In an infected host, the O-antigen triggers an immune response that causes the production of antibodies specific to that part of LPS. Lipid A serves as a toxin (endotoxin), that causes general symptoms of illness such as diarrhea and fever. An endotoxic shock can be triggered when a large amount of lipid A is released into the bloodstream. Endotoxic shock is a body-wide inflammatory response that can be life-threatening.
The lipoprotein layer is composed mainly of special lipoproteins known as Braun’s lipoproteins. These lipoproteins that are covalently joined to the underlying peptidoglycan layer are very small. With their hydrophobic end, they are incorporated into the outer membrane.

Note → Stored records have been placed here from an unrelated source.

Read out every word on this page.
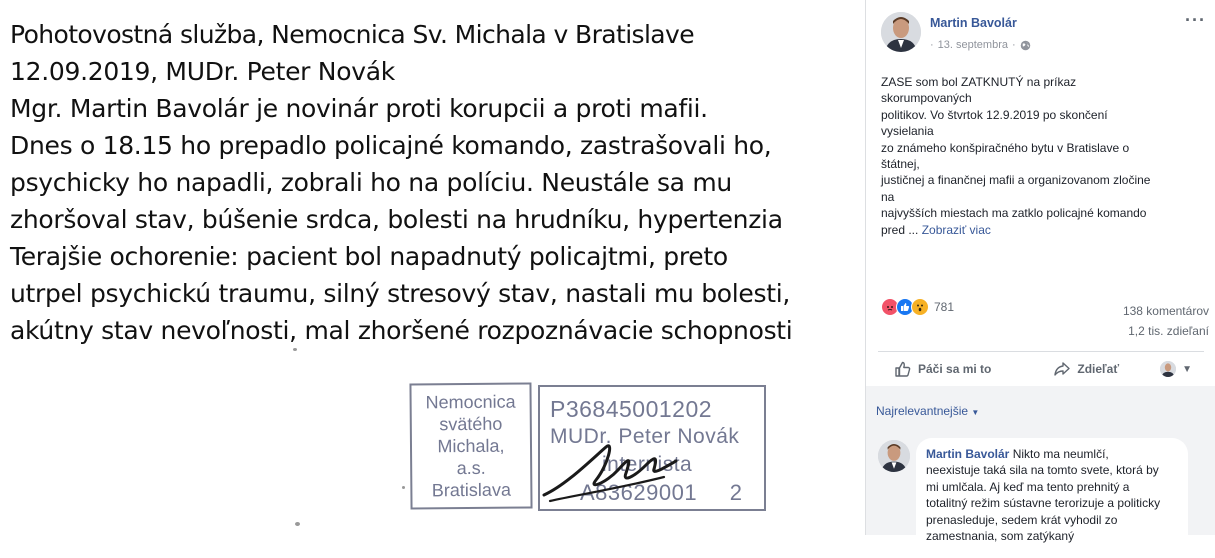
Pohotovostná služba, Nemocnica Sv. Michala v Bratislave
12.09.2019, MUDr. Peter Novák
Mgr. Martin Bavolár je novinár proti korupcii a proti mafii.
Dnes o 18.15 ho prepadlo policajné komando, zastrašovali ho,
psychicky ho napadli, zobrali ho na políciu. Neustále sa mu
zhoršoval stav, búšenie srdca, bolesti na hrudníku, hypertenzia
Terajšie ochorenie: pacient bol napadnutý policajtmi, preto
utrpel psychickú traumu, silný stresový stav, nastali mu bolesti,
akútny stav nevoľnosti, mal zhoršené rozpoznávacie schopnosti
Nemocnica
svätého
Michala,
a.s.
Bratislava
P36845001202
MUDr. Peter Novák
internista
A83629001 2
Martin Bavolár
· 13. septembra ·
···
ZASE som bol ZATKNUTÝ na príkaz
skorumpovaných
politikov. Vo štvrtok 12.9.2019 po skončení
vysielania
zo známeho konšpiračného bytu v Bratislave o
štátnej,
justičnej a finančnej mafii a organizovanom zločine
na
najvyšších miestach ma zatklo policajné komando
pred ... Zobraziť viac
781	138 komentárov
1,2 tis. zdieľaní
Páči sa mi to	Zdieľať	▼
Najrelevantnejšie ▼
Martin Bavolár Nikto ma neumlčí,
neexistuje taká sila na tomto svete, ktorá by
mi umlčala. Aj keď ma tento prehnitý a
totalitný režim sústavne terorizuje a politicky
prenasleduje, sedem krát vyhodil zo
zamestnania, som zatýkaný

Functions of bacterial cell wall
- A major function of the bacterial cell wall is that it gives overall strength to the cell.
- The cell wall of bacteria helps to maintain the shape of the cell.
- It is an important structure in the growth and reproduction of the cell.
- The bacterial cell wall also plays a role in the movement and nutrition of the cell.
- As the cell keeps moving from one environment to another, water can freely move from the cell membrane and cell wall, making the cell at risk of osmotic imbalance leading to osmotic lysis of the cell. Due to this, an important function of the bacterial cell wall is to protect the cell from osmotic lysis.
- The bacterial cell wall function in keeping certain toxic molecules out of the cell.
- The cell wall of bacterial plays a role in the pathogenicity (disease-causing ability) of bacterial cells.